The Typescript for the client is at /src/site/client.

The SCSS for the client is at /src/site/client/assets/styles.

The client uses React and Redux.

Server

The Typescript for the server is at /src/site/server.

The server uses express.js.

Common

The common directory contains Typescript that is shared by the Site Client and Server. This is particularly useful for sharing response types, DTOs, etc.

Comp-site

The Typescript for the Component Site is at /src/comp-site.

The Component Site is a small React app that renders the users components. It enables the user to render their components with a React version of their chosing. It is rendered inside an iframe element inside Exhibitor Site (a react app inside a react app, basically). For distribution, it is prebuilt (not bundled) into Javascript code with tsc. On the user's side, the CLI start command completes the build with esbuild, bundling in their version of react and react-dom.

Linting

ESLint and tsc is used for Typescript linting.

To ESLint the Typescript code, run make lint. To only check for errors (excluding warnings), run make lint-errors-only.

To run a tsc check (no code emission) of all the code, run make build-all-ts.

Building

To build all three parts of the package, run make build-all. This will output build artifacts to /build, separated by package area, i.e. /build/api, /build/cli, /build/site/client, /build/site/server, etc.

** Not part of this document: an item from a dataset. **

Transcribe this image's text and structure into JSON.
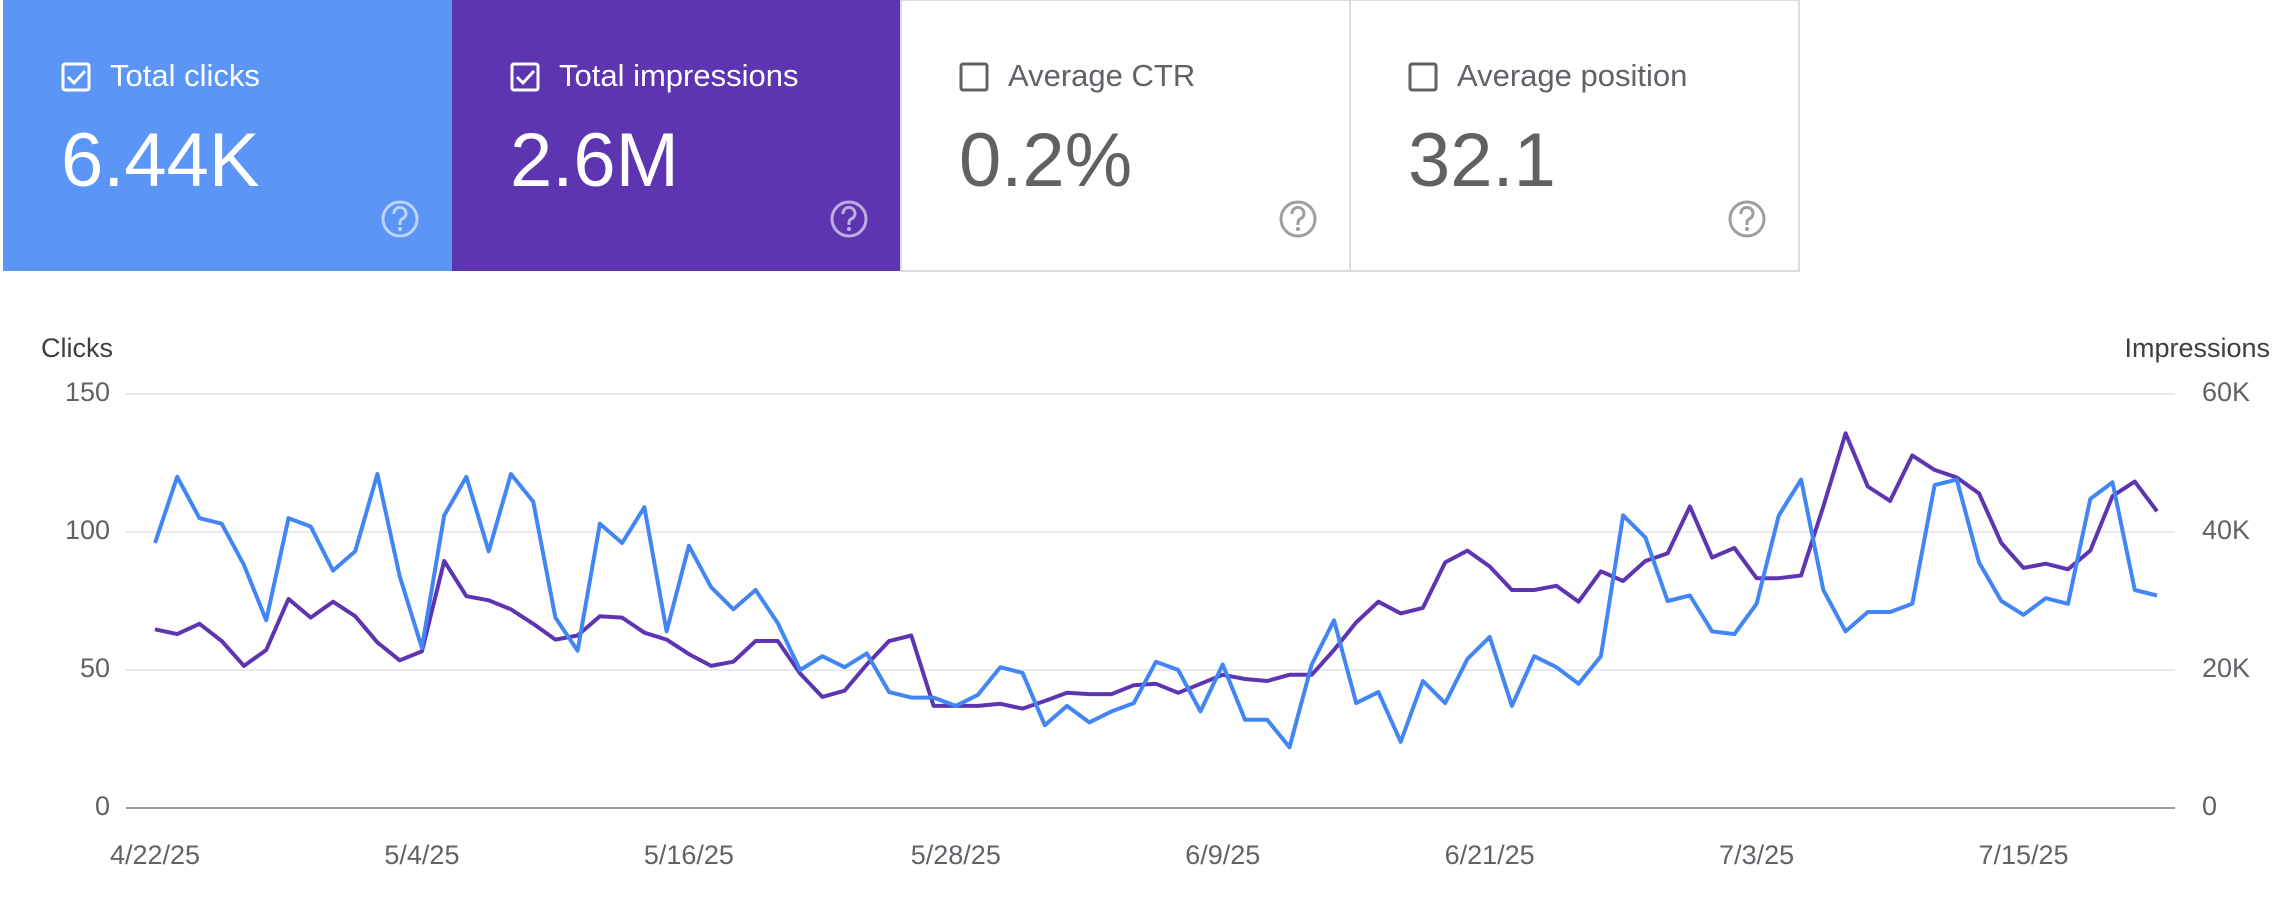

To perform a full check and build of all of the code of Exhibitor, run make prepublish if using a unix-like OS or make prepublish-wsl if using WSL. This currently runs:

  • NPM dependency check for dist
  • ESLint check
  • tsc check
  • Build Site Client
  • Build Site Server
  • Build API
  • Build CLI
  • Prebuild Component Site
  • Copy over all build outputs to /dist/npm/exhibitor

Releasing

A unix-like OS or WSL is required for this.

From the repo root dir:

Run make patch to patch the package version. make minor and make major are also available, but these should be very rarely used.

Run make prepublish if using a unix-like OS or make prepublish-wsl if using WSL.

Note: /dist/npm/exhibitor/lib will now be populated and is ready for puiblishing to npm.

Run make npm-publish-dry to test the NPM publishing process without actually publishing.

Run make npm-publish to publish to NPM

Debugging

TODO. Tentative content:

Server

For VSCode, to attach the debugger to the running server, run the Attach Server launch configuration.

For VSCode, to debug the server from start (to debug the initialization of the server), run the Run Server launch configuration.

Unit Tests

For VSCode, to debug the unit tests, run the Run Unit Tests launch configuration.

Testing

Unit Tests

Jest is used for unit testing. To build and run the unit tests, run npm run unit-tests.

The unit tests can be debugged with Visual Studio Code by running the Run Unit Tests debug task.

Miscellaneous Scripts

npm run check - Useful to run before committing to check the full validity of a change. This runs linting, Typescript build, unit tests.

Pull Requests

TODO. Tentative content:

Pull requests automatically run a CI pipeline that checks various criteria:

  • Linting
  • Typescript build
  • Unit tests

These must pass for a pull request to be approved and merged.